Is raising and training dogs considered “animal husbandry” for purposes of d the agricultural exemption from township zoning authority?   Yes. The Ohio Supreme Court held in Harris v. Rootstown Twp. that “the raising and care of dogs constitutes animal husbandry and is included in the term “agriculture” within the meaning of R.C. 519.01.”  This means that the agricultural exemption in Ohio Revised Code 519.21 applies to raising and caring for dogs, and township zoning can’t prohibit the use of any lot over five acres for those purposes.  The township would have limited regulatory authority over dog raising on smaller lots in some situations, though.  There is often confusion among townships over how to classify dogs, and that may be because they differ from what we typically think of as “farm animals.”  But the Rootstown Twp. case, along with many other appellate level cases in Ohio, confirm that dogs are to be treated the same as “livestock” for purposes of the agricultural exemption from zoning.  

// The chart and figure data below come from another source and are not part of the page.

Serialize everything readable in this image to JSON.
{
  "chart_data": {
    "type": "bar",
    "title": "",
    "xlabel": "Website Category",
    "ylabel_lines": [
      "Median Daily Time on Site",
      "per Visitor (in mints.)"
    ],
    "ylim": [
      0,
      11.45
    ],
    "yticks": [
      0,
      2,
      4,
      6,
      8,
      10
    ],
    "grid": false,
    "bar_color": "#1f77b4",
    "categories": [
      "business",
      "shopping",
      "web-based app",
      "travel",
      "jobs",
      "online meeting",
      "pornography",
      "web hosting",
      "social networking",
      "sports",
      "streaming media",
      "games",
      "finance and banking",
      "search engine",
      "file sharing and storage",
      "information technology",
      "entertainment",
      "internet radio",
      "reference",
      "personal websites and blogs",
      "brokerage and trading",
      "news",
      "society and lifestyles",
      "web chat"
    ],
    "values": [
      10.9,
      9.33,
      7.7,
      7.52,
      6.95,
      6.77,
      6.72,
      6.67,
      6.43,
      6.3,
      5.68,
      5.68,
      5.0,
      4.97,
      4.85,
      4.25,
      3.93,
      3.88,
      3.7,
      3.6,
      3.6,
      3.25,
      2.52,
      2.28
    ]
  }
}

Can both landowners be assessed half the cost of removal of noxious weeds that are growing in a partition fence?  Maybe.  The Ohio line fence law does allow a township to step in and clear the fence row of noxious weeds, brush, briers and similar vegetation if a complaint is filed by one landowner against an adjacent landowner who refuses to clear the weeds.  The costs for doing so are assessed back on the refusing landowner whose fence row was cleared.  If the noxious weeds arise from both sides of the fence, are growing in the fence, and must be cleared from both sides of the fence, the township trustees would have the authority to assess the costs of removal back on both landowners. I’ve never heard of that happening, but it’s certainly one of those “be careful what you wish for” situations.